Dec. 17, 2013 – The insurers for the maker of an alcoholic drink containing caffeine and other energy stimulants have no duty to defend numerous actions alleging the drink was the cause of death and other serious injuries, a federal appeals court has ruled.
Three students at Ohio State University concocted the drink “Four Loko” in 2005. The name suggests that its four ingredients – alcohol, caffeine, taurine, and guarana – provide a “crazy” mix. Indeed, four plaintiffs allege the mix caused crazy behavior.
One complaint alleges that Jason Kieran consumed several cans of the beverage and stayed awake for 30 hours because he was intoxicated but could not sleep. He decided to shoot guns with friends in his back yard, and accidentally shot himself. Kieran died.
Two other plaintiffs were passengers in a car driven by a Danielle Joseph, who drove aggressively at speeds of 100 mph after consuming Four Loko, crashing the car.
Another plaintiff drank two cans of Four Loko and later ran into a busy highway, apparently experiencing some psychotic break. He was struck by a car and killed. The fifth plaintiff experienced heart troubles after drinking Four Loko, but that case settled.
Claims include strict liability, negligence, design defect, failure to warn, products liability, and wrongful death, among others. Four Loko, which gained popularity among college students but was later banned on numerous campuses, no longer contains caffeine.
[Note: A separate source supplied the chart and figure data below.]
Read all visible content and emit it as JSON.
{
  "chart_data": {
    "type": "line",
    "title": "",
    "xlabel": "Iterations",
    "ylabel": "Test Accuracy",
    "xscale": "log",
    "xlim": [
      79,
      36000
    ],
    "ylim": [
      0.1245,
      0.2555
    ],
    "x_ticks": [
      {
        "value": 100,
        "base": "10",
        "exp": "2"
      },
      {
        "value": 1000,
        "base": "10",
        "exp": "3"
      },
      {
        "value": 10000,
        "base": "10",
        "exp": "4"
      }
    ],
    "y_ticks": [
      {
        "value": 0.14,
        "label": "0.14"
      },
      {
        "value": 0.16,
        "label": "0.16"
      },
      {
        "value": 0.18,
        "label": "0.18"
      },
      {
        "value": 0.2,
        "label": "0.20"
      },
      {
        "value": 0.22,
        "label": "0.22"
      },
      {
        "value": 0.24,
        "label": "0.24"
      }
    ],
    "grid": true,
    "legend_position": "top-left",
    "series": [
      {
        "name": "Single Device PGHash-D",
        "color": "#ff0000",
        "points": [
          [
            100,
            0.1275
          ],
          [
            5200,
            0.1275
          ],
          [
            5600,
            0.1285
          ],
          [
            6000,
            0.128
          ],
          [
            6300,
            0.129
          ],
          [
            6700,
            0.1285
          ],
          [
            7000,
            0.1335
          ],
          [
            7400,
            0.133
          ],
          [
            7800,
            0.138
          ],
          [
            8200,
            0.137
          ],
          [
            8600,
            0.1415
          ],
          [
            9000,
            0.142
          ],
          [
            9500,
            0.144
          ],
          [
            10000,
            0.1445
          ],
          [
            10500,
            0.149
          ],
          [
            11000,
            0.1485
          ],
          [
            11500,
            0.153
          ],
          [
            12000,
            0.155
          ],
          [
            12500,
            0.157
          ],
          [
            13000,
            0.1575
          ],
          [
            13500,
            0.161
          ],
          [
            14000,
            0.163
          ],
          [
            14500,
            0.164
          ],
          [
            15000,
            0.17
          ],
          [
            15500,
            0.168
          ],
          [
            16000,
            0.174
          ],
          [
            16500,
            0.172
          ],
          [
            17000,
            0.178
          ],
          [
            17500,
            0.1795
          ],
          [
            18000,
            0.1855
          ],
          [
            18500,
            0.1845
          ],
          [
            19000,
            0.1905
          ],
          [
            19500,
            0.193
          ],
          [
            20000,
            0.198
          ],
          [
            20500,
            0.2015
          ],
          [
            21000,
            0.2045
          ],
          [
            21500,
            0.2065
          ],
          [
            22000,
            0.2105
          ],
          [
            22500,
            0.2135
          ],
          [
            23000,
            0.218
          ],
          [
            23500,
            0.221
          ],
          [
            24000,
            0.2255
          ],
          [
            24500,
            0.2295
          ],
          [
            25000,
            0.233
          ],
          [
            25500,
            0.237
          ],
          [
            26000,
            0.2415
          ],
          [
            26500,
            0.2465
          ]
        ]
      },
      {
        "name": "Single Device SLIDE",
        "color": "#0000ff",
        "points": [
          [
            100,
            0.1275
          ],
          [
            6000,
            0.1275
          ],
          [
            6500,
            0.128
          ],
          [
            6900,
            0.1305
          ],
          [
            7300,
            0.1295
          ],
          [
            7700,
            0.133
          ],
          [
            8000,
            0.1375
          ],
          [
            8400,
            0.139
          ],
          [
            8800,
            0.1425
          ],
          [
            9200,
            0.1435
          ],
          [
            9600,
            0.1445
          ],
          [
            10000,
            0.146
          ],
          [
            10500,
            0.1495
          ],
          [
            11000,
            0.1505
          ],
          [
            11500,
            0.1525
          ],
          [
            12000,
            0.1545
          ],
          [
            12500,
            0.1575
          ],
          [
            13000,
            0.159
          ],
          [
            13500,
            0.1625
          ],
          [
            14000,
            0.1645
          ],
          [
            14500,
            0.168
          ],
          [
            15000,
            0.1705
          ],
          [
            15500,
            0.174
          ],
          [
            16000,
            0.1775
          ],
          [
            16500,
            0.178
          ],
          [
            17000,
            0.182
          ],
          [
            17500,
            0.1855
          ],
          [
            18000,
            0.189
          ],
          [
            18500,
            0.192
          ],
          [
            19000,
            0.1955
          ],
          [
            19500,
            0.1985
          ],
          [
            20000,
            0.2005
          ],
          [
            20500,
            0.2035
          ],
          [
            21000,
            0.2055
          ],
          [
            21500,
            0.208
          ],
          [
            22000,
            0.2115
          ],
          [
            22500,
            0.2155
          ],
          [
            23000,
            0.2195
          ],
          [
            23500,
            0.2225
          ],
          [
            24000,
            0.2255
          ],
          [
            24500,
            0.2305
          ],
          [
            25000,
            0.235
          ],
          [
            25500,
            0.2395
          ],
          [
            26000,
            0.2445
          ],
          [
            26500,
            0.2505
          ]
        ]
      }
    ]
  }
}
Four Loko’s manufacturer, Phusion Projects Incorporated, had commercial general liability insurance policies in place when the deaths and injuries occurred.
But the policies did not apply if Phusion was liable for “causing or contributing to the intoxication of any person.” Thus, a federal district court in Illinois, sitting in diversity but applying Illinois law, ruled that insurers had no duty to defend Phusion in these actions.
In Netherland Insurance Co. v. Phusion Projects Inc., No. 12-1355 (Dec. 16, 2013), a three-judge panel for the U.S. Court of Appeals for the Seventh Circuit affirmed.
The panel rejected Phusion’s claim that the insurer had a duty to defend because, in addition to liquor liability, the case involved “stimulant liability,” and there was no exclusion clause for actions based on injuries sustained from the drink’s stimulants.
“The presence of stimulants in an alcoholic drink has no legal effect on the applicability of a liquor liability exclusion,” wrote Judge William Bauer.
“The supply of alcohol, regardless of what it is mixed with, is the relevant factor to determine whether an insured caused or contributed to the intoxication of any person.”
The Panel also explained that if Phusion “wanted insurance coverage for incidents that occurred after someone imbibed its alcoholic concoctions,” the company should have paid the insurance premiums for that coverage. “They did not,” Judge Bauer wrote.